The courtroom drama over the death of conservative activist Charlie Kirk took another headline-grabbing turn this week when a redacted recorded interview with Lance Twiggs was played at the preliminary hearing for defendant Tyler Robinson. Megyn Kelly unpacked the new footage on her show, and for once the public replayed a serious legal moment instead of a reality-TV meltdown. What the video shows — and what it does not — now sits at the center of a fight over probable cause, fairness, and how much the public should be allowed to see before a jury hears the full case.
What the Twiggs interview and chat evidence actually revealed
Prosecutors played a redacted portion of the Lance Twiggs interview after Judge Tony Graf ruled parts could be shown to the court and public. Twiggs, who was granted use immunity, told investigators that Tyler Robinson expressed remorse — the oft-cited line being that “he wishes he hadn’t done it.” Prosecutors also flashed alleged texts and a Discord post attributed to Robinson saying, “it was me at UVU yesterday,” plus a purported handwritten note and other messages. That string of items is the state’s thread so far: a roommate’s taped statements, digital messages, and physical notes the prosecution says point to admission.
Why the playback is important — and why it isn’t the whole story
We need to be blunt: this is a preliminary hearing. The bar is probable cause, not proof beyond a reasonable doubt. A recorded statement like Twiggs’ can push a judge to bind a case over to trial, but it is not a conviction. The defense has legitimate tools to fight this — questioning authenticity of messages, calling hearsay, and attacking chain-of-custody and ballistics. Forensic disputes over bullets, gun engraving, and evidence handling came up in court, and those technical fights will matter much more once experts meet on the stand.

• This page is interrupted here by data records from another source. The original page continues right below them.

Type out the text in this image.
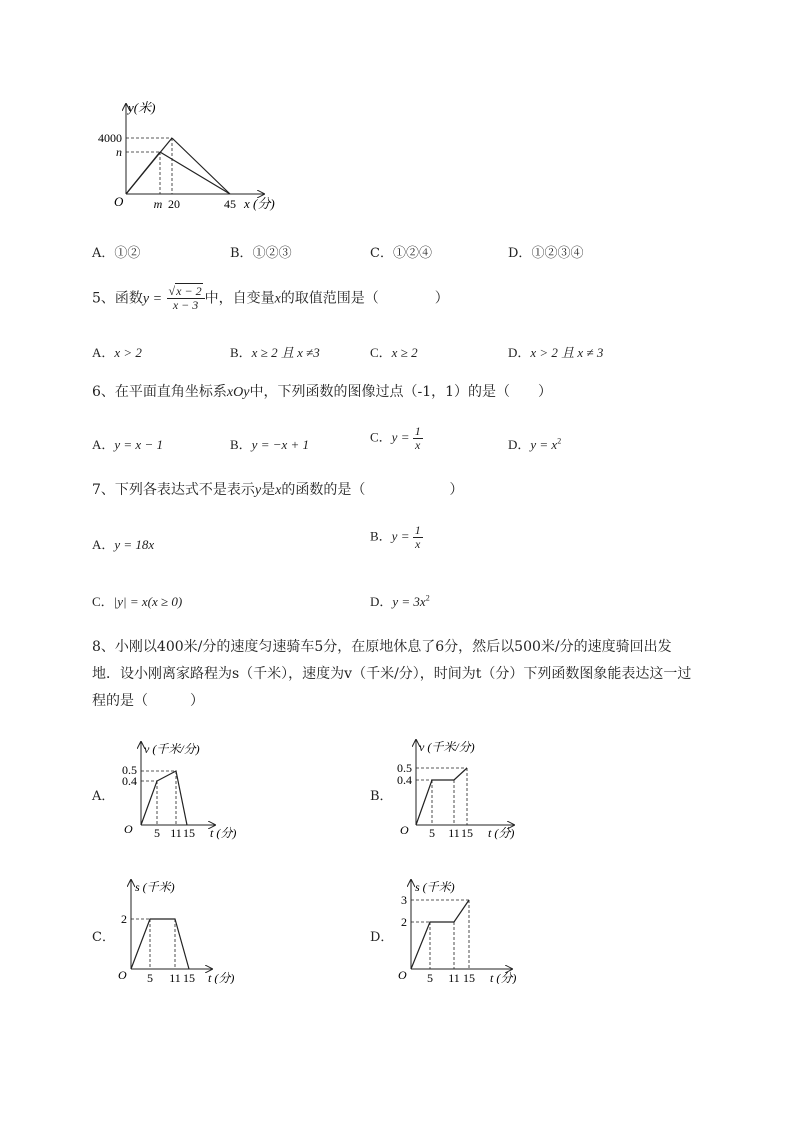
y(米)
4000
n
O	m 20	45 x (分)
A．①②	B．①②③	C．①②④	D．①②③④
5、函数$y = \frac{√x - 2}{x - 3}$ 中，自变量x的取值范围是（　　　　）
A．x > 2	B．x ≥ 2 且 x ≠3	C．x ≥ 2	D．x > 2 且 x ≠ 3
6、在平面直角坐标系xOy中，下列函数的图像过点（-1，1）的是（　　）
A．y = x − 1	B．y = −x + 1
C．$y = \frac{1}{x}$	D．$y = x^2$
7、下列各表达式不是表示y是x的函数的是（　　　　　　）
A．y = 18x
B．$y = \frac{1}{x}$
C．|y| = x(x ≥ 0)	D．$y = 3x^2$
8、小刚以400米/分的速度匀速骑车5分，在原地休息了6分，然后以500米/分的速度骑回出发
地．设小刚离家路程为s（千米），速度为v（千米/分），时间为t（分）下列函数图象能表达这一过
程的是（　　　）
A．
v (千米/分)
0.5
0.4
O 5 11 15 t (分)
B．
v (千米/分)
0.5
0.4
O 5 11 15 t (分)
C．
s (千米)
2
O 5 11 15 t (分)
D．
s (千米)
3
2
O 5 11 15 t (分)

Until then, streaming an edited clip makes for good TV, not a final judgment.
Defense rights, redactions, and the media circus
The defense argued, sensibly, that airing inflammatory or unredacted material risks poisoning a jury pool and tramples on a defendant’s right to a fair trial. Judge Tony Graf tried to walk that tightrope by allowing redacted playback while keeping the full interview sealed for in-camera review. The use-immunity deal for Twiggs was also disclosed — a smart move by prosecutors, but one the defense will use to argue motive and bias. Call it courtroom transparency with guardrails; call it controlled publicity. Either way, the public watched a key piece of evidence before a jury ever hears the full case.

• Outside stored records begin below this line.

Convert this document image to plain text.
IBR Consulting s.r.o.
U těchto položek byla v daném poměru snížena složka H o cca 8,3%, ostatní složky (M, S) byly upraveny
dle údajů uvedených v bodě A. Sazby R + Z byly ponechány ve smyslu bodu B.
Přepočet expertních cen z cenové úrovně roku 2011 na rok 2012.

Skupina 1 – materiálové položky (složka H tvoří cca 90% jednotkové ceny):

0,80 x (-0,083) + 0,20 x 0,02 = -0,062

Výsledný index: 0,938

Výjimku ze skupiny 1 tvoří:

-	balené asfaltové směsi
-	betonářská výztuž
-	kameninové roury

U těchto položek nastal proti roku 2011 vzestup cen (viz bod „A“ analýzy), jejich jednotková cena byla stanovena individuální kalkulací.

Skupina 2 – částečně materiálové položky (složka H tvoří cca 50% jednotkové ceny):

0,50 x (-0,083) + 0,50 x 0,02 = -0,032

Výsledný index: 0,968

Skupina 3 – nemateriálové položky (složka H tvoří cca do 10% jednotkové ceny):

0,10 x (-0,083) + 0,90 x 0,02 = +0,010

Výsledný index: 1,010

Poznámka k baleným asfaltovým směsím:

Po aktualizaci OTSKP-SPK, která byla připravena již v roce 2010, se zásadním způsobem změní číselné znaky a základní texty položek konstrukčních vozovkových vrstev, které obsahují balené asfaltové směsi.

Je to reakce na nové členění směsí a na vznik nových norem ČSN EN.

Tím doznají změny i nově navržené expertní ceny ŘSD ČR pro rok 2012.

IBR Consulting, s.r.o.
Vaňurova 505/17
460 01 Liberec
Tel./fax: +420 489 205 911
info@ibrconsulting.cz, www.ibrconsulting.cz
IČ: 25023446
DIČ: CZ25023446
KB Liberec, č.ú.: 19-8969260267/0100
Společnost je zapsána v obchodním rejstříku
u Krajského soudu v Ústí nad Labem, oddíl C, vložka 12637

Where do we go from here? Watch how the judge rules on probable cause and pay close attention to the redaction order and expert reports on ballistics and chain-of-custody. The prosecution clearly wants this case bound over and has signaled it will seek the harshest penalties. Conservatives who demand both justice and due process should be wary of rush-to-judgment headlines. We can demand transparency — and also demand real evidence in court, not just uploaded clips that make the most noise. The family of the victim deserves answers. So does the accused. The court’s next moves will tell us how seriously our system is treating both.